À la paix de 1813, le Tyrol ayant été rendu à l’Autriche, Speckbaker retourna dans ses chères montagnes pour y passer le reste de ses jours ; mais les fatigues, les souffrances et les privations avaient altéré sa constitution robuste, et, malgré les soins de sa femme, sa santé ne put jamais se rétablir parfaitement. Vers le commencement de l’année 1820, ses forces commencèrent à décliner sensiblement, et avant la fin de cette même année il rendit le dernier soupir entre les bras de la pauvre Marie, à l’âge de cinquante-deux ans. Joseph Speckbaker fut enterré avec les honneurs dus aux majors, dans la cathédrale de Hall, à la droite de la porte de l’ouest. Une table de marbre noir couvre sa tombe[3].
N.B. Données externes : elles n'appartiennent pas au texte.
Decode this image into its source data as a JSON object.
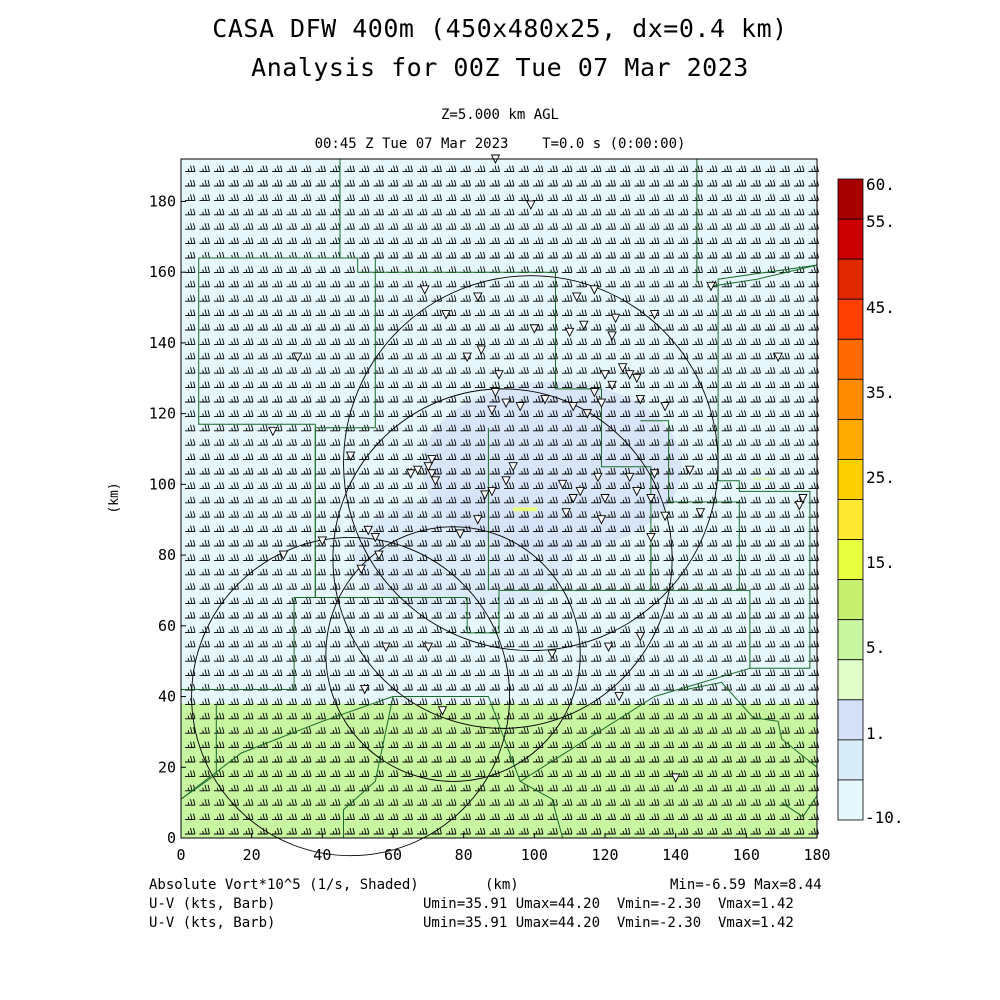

Si vous parcourez le Tyrol et que vous vous arrêtiez dans la petite ville de Hall, demandez la demeure de Speckbaker. On vous conduira dans l’une des plus modestes habitations de la ville ; là vous serez cordialement accueilli par une femme déjà avancée en âge, à la physionomie grave, douce et tout-à-fait allemande. Cette femme, c’est la veuve de Speckbaker. Trois jolies filles, pleines d’intelligence et de grace, vous feront les honneurs du logis. La femme vous parlera longuement de son brave Joseph, entremêlant son discours de ces profonds soupirs qui partent d’un cœur bien gros, et de temps en temps essuyant une larme en cachette. Les filles vous apporteront leurs petites et précieuses reliques. L’une vous montrera le portrait et les livres favoris de son père ; l’autre, une chaîne d’or, présent de l’empereur François ; la troisième, un rosaire donné par le pape. Pendant ce temps un jeune homme, à l’air vif et martial, à la physionomie franche et ouverte, se tient dans un coin de la chambre, les bras croisés et la tête penchée sur sa poitrine ; il semble rêver, et l’on voit au feu qui brille dans ses yeux, attachés sur le portrait du guerrier, de quelle nature sont ses rêves. Ce jeune homme, c’est l’un des fils de Speckbaker, non pas l’espiègle et courageux Anderl, le ramasseur de balles. Anderl, le prisonnier de Mekel, que le roi de Bavière fit généreusement élever, occupe aujourd’hui un petit emploi dans une ville du voisinage[4]. Celui qui se tient là, c’est le fils cadet du chef tyrolien : il rêve aux exploits de son père, comme son père rêvait aux exploits de son aïeul. Il voudra vous conduire au pont de Hall, à la ferme de Rinn, au monastère de Volders, lieux témoins des victoires et des glorieuses épreuves de son père. Vous comprendrez, aux vives et chaleureuses paroles qui s’échappent tumultueusement du cœur du jeune homme, que l’héritage paternel n’est pas échu à d’indignes fils ; et au moment de vous quitter, vous serrant la main avec effusion, il vous dira avec une franchise un peu sauvage ce que pense aujourd’hui chaque Tyrolien : Vous êtes venu en ami dans notre cher Tyrol, vous êtes mon frère !… Mais, par les cendres de mon père ; ne venez jamais en ennemi !


F. Mercey.
  1. Voyages dans le Tyrol, tom. ii, pag. 30.
  2. Image apportée dans le pays, dit la légende, par les chrétiens de la 10e légion.
  3. L’église de Hall, Saint-Nicolas, érigée sous les Maulstache, renferme aussi le tombeau magnifique du chevalier Baldauf.
  4. Il est directeur des fonderies d’Ienbach, près de Schwatz.